In recent weeks there have been two high profile shootings of individuals by law enforcement in the US. I'm not here to argue whether the shootings were justified, that is for a court of law, based upon the evidence made available at the trial. The issue of being armed however is an issue, in the first instance, the shot suspect was said to "not be in possession of a weapon of any sort". In the second instance, the victim was "only armed with a knife".
So let's look at each of these cases in turn; firstly no weapon of any sort, well this individual had the same weapon we all have available to us, his fists. A clenched fist is a formidable weapon, even in untrained hands. A blow from a clenched fist to the head will cause at least dis-orientation from the first blow landing, should subsequent blows be aimed and land in the same area, anything from severe bruising to broken bones, right up to a blow being fatal. But you do not have to rain punches down on someone to kill them, just one punch will do it, as in the case of the football/soccer referee in Michigan. A link to the story is here from USAToday. The unfortunate punch, thrown in a brief fit of rage, had devastating consequences. Then consider what could happen if someone, intent on causing harm, did it to you, how would you fair? This person will invariably be bigger than you in some way, or at least consider themselves to be better physically than you. If the blow is thrown with intent, it will be thrown from a position of surprise and advantage to your assailant. You may never recover.
In the second instance, "only armed with a knife", well that's a pretty dangerous item, especially in the hands of someone intent on causing you harm. If you are confronted by someone with a knife, and they intend to use it fully to achieve their aim, and you are un-armed you will be fortunate to survive the encounter.
In both of these scenarios, your assailant must get close to you, if you are un-armed then your only course of action is to create as greater distance between you and the aggressor. Not always the easiest thing to do. But how much distance should you have between you and your attacker? When people are asked, they seriously under estimate how much distance can be travelled by an attacker, balanced against their ability to react. If you are fortunate enough to live in a country that will allow you to carry your own protection, then you may have a chance to survive one of these encounters. This protection is a personal firearm, but this is not a cure all solution, you still need distance between you and your attacker.

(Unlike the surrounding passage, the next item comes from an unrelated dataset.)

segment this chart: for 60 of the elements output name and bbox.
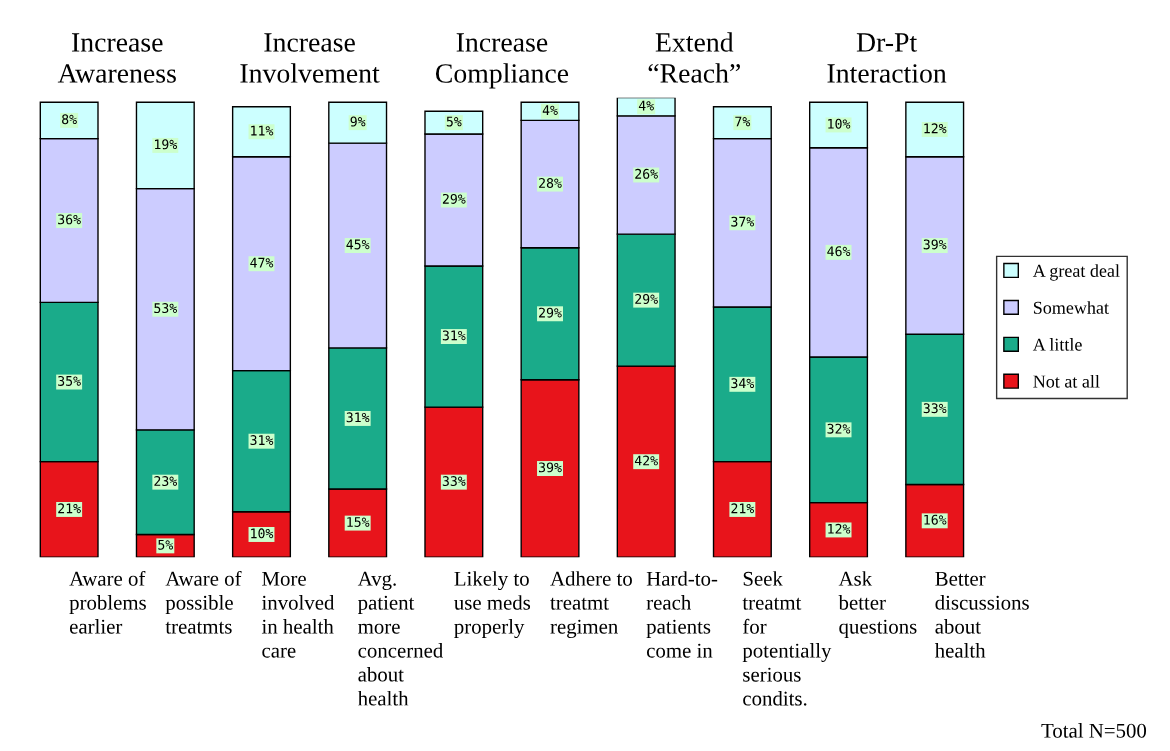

This distance has to be greater than the time it takes you to draw your firearm, point your firearm, and fire your firearm. That distance must be at least 21 feet (7 yards or 6.4 metres) for that is the least amount of ground that can be covered by an attacker and still give you a chance to draw your firearm. Of course if you have more space the balance of power changes, but the chances are your assailant will be aware of this and will take every opportunity to close down this gap. Not convinced, then follow the link to PDTV to watch a short video, but bear in mind whilst they are only enacting the scenario, the victim new he would be attacked, but not where, so he had a small advantage, and still came off second best.
In conclusion, the rights and or wrongs of the two shootings by the police will be decided in a court of law. But if you were in their position, given the information currently available, what would you do?